The subtitle of Stewart’s article indicates that it was a “preliminary study.”  As described below, he didn’t follow it up because he focused on other projects – a common scholarly phenomenon.  For our purposes, I want to highlight the fact that one can get valuable insights from a qualitative study with a relatively small sample.  Of course, one shouldn’t rely on any single study, regardless of the research method or sample size.  To have good confidence, you should consider the findings of any study in the context of other studies, like noting the results of multiple polls of presidential approval.  Below, Stewart cites other studies with consistent findings, thus increasing confidence in his conclusions.

In the course of writing the preceding post, about cool qualitative research, I exchanged emails, asking Stewart to confirm my recollections.  He wrote the following email, which I reprint with his permission.

Filling Out the Story of Noncontractual Relations in Business

The background of Noncontractual Relations in Business is described in my Crime and Custom in Business Society, 22 J. of Law and Society 248 (1995) and my interview in Halliday & Schmidt, Conducting Law and Society Research:  Reflection on Methods and Practices 14-25 (Cambridge Press 2009).

My father-in-law, Jack Ramsey, was the retired General Manager of S.C. Johnson & Sons (Raid, Pledge, Windex now; Johnson’s wax back in the 1930s).  I told him about Lon Fuller’s “expectation interest” and Jack said that if you have to assert contract rights, you will never be where you would have been had the contract been performed.   He told me stories and arranged for me to talk with his friends who ran big companies.  Lots more about the roles played by Willard and Robert Merton in the accounts above.

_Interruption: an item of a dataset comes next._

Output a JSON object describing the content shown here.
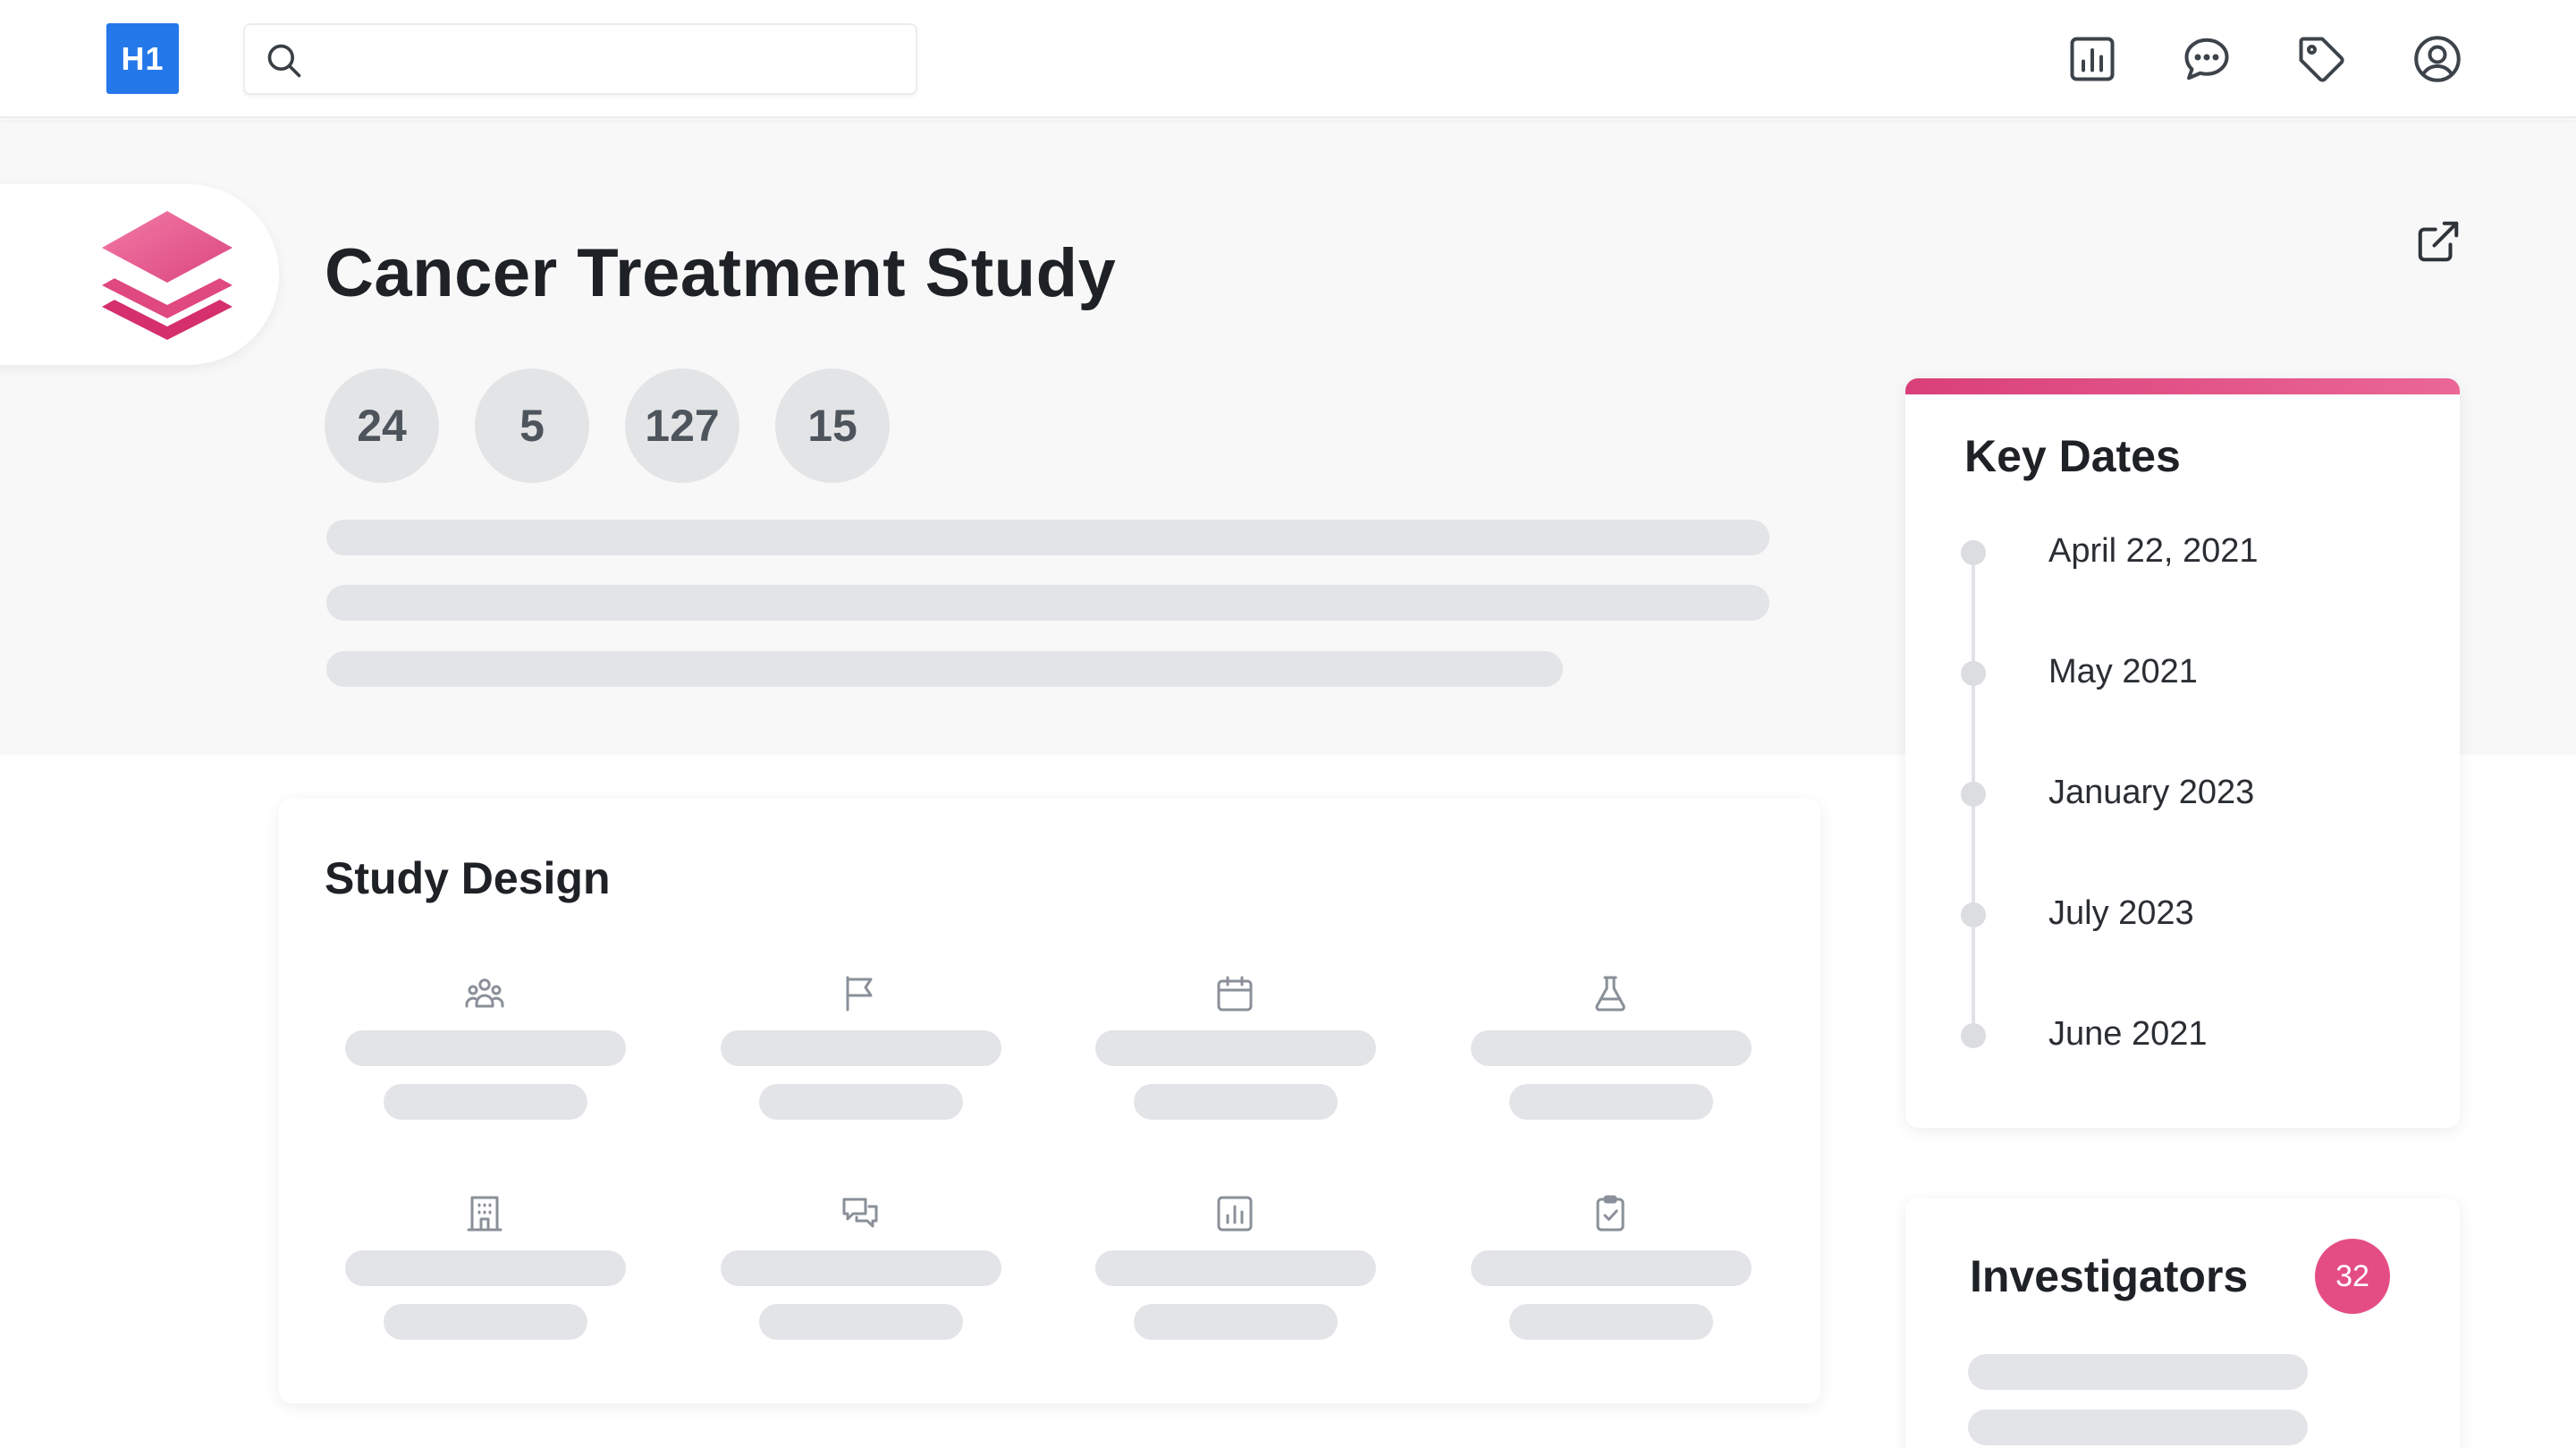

It was a preliminary study, but I found other things to do.  I turned to a place where a special kind of contract law  — franchise protection legislation – was very important.  See Macaulay, Law and the Balance of Power: The Automobile Manufacturers and Their Dealers (Russell Sage 1966).  Here is where my father played a part.  During the 1930s, he was an executive with Chevrolet and was very involved with dealer relations.  As part of this study, I interviewed many heads of auto dealer trade associations, read legislative history and what cases applying the statutes that there were, and followed the many reports in Auto News.  Dad had lots to say about my interpretation of this history.

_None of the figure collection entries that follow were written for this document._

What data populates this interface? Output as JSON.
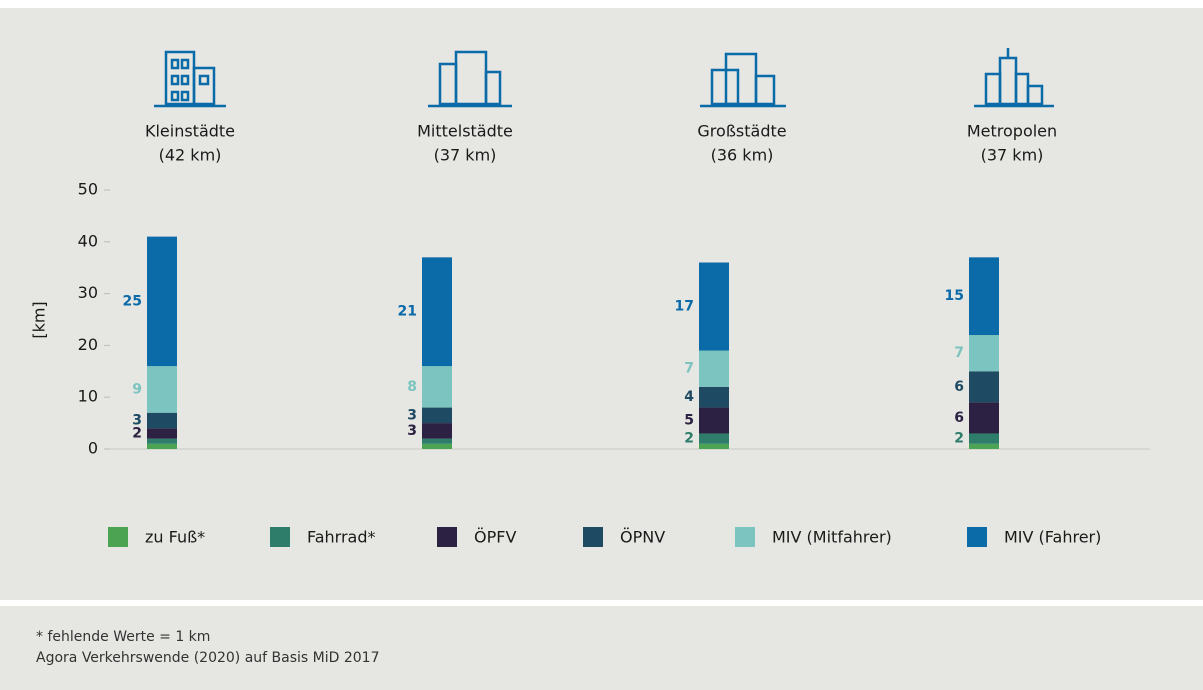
{
  "chart_data": {
    "type": "stacked_bar",
    "categories": [
      "Kleinstädte",
      "Mittelstädte",
      "Großstädte",
      "Metropolen"
    ],
    "category_notes": [
      "(42 km)",
      "(37 km)",
      "(36 km)",
      "(37 km)"
    ],
    "y_label": "[km]",
    "ylim": [
      0,
      50
    ],
    "yticks": [
      0,
      10,
      20,
      30,
      40,
      50
    ],
    "series": [
      {
        "name": "zu Fuß*",
        "color": "#4ca352",
        "values": [
          1,
          1,
          1,
          1
        ],
        "value_labels": [
          null,
          null,
          null,
          null
        ]
      },
      {
        "name": "Fahrrad*",
        "color": "#2e7d6b",
        "values": [
          1,
          1,
          2,
          2
        ],
        "value_labels": [
          null,
          null,
          "2",
          "2"
        ]
      },
      {
        "name": "ÖPFV",
        "color": "#2c2142",
        "values": [
          2,
          3,
          5,
          6
        ],
        "value_labels": [
          "2",
          "3",
          "5",
          "6"
        ]
      },
      {
        "name": "ÖPNV",
        "color": "#1f4a63",
        "values": [
          3,
          3,
          4,
          6
        ],
        "value_labels": [
          "3",
          "3",
          "4",
          "6"
        ]
      },
      {
        "name": "MIV (Mitfahrer)",
        "color": "#7cc4bf",
        "values": [
          9,
          8,
          7,
          7
        ],
        "value_labels": [
          "9",
          "8",
          "7",
          "7"
        ]
      },
      {
        "name": "MIV (Fahrer)",
        "color": "#0b6aa8",
        "values": [
          25,
          21,
          17,
          15
        ],
        "value_labels": [
          "25",
          "21",
          "17",
          "15"
        ]
      }
    ],
    "footnotes": [
      "* fehlende Werte = 1 km",
      "Agora Verkehrswende (2020) auf Basis MiD 2017"
    ]
  }
}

Many others have done studies of relationships between manufacturers and suppliers that largely support my 1963 article.  I cite many of them in my “A New Legal Realism: Elegant Models and the Messy Law in Action” in Mertz, Macaulay & Mitchell, 1 The New Legal Realism: Translating Law and Society for Today’s Legal Practice 29-50 (Cambridge 2016).  I do this in fn. 13 on pp. 38-39.  There I am responding to Matthew Braham, “Non-Contractual Relations in Business Reexamined: A Critical Assessment of Macaulay’s Legal Realism,” 16 Homo Oecomicous 436 (2000).  I believe that he misunderstood the argument and points to the lack of a sample and statistics.  I cite many who have found something similar in very different places.  See also Josh Whitford, The New Old Economy (Oxford 2005).   Josh is a sociologist who is Bill Whitord’s son.

I did go on to do a lot of empirical things that mattered to me more than doing a social science study following up the noncontractual relations article.  See, e.g., Lawyers and Consumer Protection Laws, 14 Law & Society Rev. 115 (1979); Kenworthy, Macaulay & Rogers, The More Things Change . . . Business Litigation and Governance in the American Automobile Industry, 21 Law & Soc. Inquiry 631 (1996).   There are also four editions of Contracts: Law in Action, a two-volume casebook that relies on ideas of relational contract and draws on standard contract clauses and reports of business practices to put legal problems in context.